L' apocalisse che non verrà

Tanto han gridato all'apocalisse che essa non verrà. E anche se venisse, del resto, ci vorrebbe del bello e del buono a distinguerla dalla sorte quotidiana riservata all'individuo come alla comunità.
Si può immaginare una danza macabra più a sinistra della guerra, della tortura, della tirannia, dell'incidente, della malattia, della noia, dei piaceri colpevoli e di questo godimento che si accanisce di più a tormentarsi che a dispiegarsi? La sopravvivenza non è forse ritagliata nella materia stessa dell'apocalisse?
La caduta dell'impero della merce non produrrà niente di più lamentevole della caduta nella disumanità che segna i suoi esordi. Ciò che è alla fine è anche all'inizio.
Una rovina nè nasconde un'altra: dietro il crollo del capitalismo monopolistico e di Stato viene meno l'intera civiltà mercantile, secondo un naufragio programmato da lunga data.
Le favole arcaiche che profetizzavano la morte degli dei in un annientamento universale si ricongiungono oggi nel pantheon della vita assente con l'Aurora nucleare, il macello della Gran Sera e della Notte mortifera in cui l'amarezza gira in tondo.
La fine dell'impero dell'economico non è la fine del mondo, ma la fine del suo dominio totalitario sul mondo. Tutti sanno, tuttavia, che una tirannia defunta continua ad uccidere.

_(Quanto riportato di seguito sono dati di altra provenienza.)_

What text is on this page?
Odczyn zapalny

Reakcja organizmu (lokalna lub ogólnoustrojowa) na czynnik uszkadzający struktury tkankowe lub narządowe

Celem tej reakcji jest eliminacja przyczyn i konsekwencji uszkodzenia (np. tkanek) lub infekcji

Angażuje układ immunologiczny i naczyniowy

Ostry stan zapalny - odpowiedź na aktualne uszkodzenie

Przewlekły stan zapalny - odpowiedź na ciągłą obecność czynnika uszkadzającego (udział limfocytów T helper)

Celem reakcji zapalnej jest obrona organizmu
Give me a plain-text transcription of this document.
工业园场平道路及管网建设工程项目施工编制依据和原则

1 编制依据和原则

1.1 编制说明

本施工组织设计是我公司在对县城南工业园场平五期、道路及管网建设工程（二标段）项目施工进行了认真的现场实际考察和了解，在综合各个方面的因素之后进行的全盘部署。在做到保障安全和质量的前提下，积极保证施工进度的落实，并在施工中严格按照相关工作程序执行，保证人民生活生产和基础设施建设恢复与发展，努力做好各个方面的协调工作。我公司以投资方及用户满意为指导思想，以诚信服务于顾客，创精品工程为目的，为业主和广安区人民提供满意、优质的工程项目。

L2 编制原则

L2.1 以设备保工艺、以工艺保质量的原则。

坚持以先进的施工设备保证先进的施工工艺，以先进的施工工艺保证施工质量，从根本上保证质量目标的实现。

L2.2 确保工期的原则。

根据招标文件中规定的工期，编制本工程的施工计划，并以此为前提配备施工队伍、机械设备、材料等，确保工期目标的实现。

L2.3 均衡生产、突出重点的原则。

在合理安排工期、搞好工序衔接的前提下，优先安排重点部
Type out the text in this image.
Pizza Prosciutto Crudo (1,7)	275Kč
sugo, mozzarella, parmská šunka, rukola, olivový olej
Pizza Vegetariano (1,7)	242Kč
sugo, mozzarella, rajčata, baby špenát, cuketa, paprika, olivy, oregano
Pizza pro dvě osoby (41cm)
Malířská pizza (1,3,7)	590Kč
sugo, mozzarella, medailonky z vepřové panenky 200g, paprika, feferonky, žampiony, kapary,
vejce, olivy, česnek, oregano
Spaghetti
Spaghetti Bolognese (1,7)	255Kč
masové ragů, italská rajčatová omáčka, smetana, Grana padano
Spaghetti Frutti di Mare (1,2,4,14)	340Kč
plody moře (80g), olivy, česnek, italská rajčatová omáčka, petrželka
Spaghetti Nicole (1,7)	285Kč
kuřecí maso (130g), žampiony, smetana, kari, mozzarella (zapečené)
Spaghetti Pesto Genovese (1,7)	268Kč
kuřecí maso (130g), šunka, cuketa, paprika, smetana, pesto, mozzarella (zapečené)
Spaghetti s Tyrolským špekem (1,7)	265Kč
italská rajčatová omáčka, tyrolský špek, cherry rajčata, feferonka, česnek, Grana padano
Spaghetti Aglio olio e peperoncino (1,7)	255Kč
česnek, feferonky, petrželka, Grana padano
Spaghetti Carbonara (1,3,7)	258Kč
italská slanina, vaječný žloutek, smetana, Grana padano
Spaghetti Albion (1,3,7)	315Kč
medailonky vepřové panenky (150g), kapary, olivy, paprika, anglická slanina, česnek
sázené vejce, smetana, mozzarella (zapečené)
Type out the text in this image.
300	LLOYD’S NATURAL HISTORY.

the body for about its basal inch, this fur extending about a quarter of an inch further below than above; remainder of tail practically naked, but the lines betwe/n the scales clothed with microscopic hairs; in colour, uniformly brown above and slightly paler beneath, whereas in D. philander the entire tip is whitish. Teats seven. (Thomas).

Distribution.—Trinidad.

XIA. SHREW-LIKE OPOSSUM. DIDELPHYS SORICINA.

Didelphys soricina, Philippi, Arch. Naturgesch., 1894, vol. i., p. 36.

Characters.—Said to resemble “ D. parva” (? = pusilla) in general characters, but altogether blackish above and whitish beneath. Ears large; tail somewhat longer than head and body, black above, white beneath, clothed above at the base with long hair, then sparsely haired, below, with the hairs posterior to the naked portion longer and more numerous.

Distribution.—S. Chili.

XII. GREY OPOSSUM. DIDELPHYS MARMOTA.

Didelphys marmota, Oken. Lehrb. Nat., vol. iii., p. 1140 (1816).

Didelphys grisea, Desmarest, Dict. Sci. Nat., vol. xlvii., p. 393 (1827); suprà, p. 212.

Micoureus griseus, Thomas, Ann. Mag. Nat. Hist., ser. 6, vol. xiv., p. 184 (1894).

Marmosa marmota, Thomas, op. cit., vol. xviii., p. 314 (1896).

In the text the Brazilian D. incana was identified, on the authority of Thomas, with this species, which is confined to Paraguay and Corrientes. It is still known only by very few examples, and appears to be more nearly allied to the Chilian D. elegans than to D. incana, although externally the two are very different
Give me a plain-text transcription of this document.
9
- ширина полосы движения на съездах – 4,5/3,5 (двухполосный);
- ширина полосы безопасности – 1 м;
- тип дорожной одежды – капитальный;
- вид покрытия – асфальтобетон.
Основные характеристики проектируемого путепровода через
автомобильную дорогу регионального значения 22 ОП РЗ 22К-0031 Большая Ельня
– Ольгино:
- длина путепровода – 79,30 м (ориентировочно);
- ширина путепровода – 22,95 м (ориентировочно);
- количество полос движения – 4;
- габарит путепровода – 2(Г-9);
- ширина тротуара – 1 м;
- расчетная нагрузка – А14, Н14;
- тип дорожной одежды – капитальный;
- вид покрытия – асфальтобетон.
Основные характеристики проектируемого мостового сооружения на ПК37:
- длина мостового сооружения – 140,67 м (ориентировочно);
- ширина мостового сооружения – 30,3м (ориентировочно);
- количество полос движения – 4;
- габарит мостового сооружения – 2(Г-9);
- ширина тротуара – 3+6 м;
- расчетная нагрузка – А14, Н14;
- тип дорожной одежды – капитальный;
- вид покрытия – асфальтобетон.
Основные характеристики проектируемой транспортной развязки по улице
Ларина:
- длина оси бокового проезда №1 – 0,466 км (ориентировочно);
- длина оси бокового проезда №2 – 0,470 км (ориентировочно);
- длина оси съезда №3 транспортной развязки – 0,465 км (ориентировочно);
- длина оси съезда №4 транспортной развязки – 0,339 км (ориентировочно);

Non la gioia di vivere nè l'esuberanza creativa, bensì la paura è la risposta all'evidenza di una mutazione benefica. Una paura così intensa che l'economia moribonda vi scova ancora di che rifornire un mercato, il mercato dell'insicurezza, in cui il consumatore, ricondotto alla sua vera natura di minorato e di vegliardo, medica una muscolosa protezione per percorrere freneticamente i circuiti obbligati dell'edonismo consumabile.
Per la maggior parte delle persone esiste un solo terrore da cui tutti gli altri provengono, ed è quello di perdere l'ultima menzogna che li separa da se stessi, di dover creare la propria vita.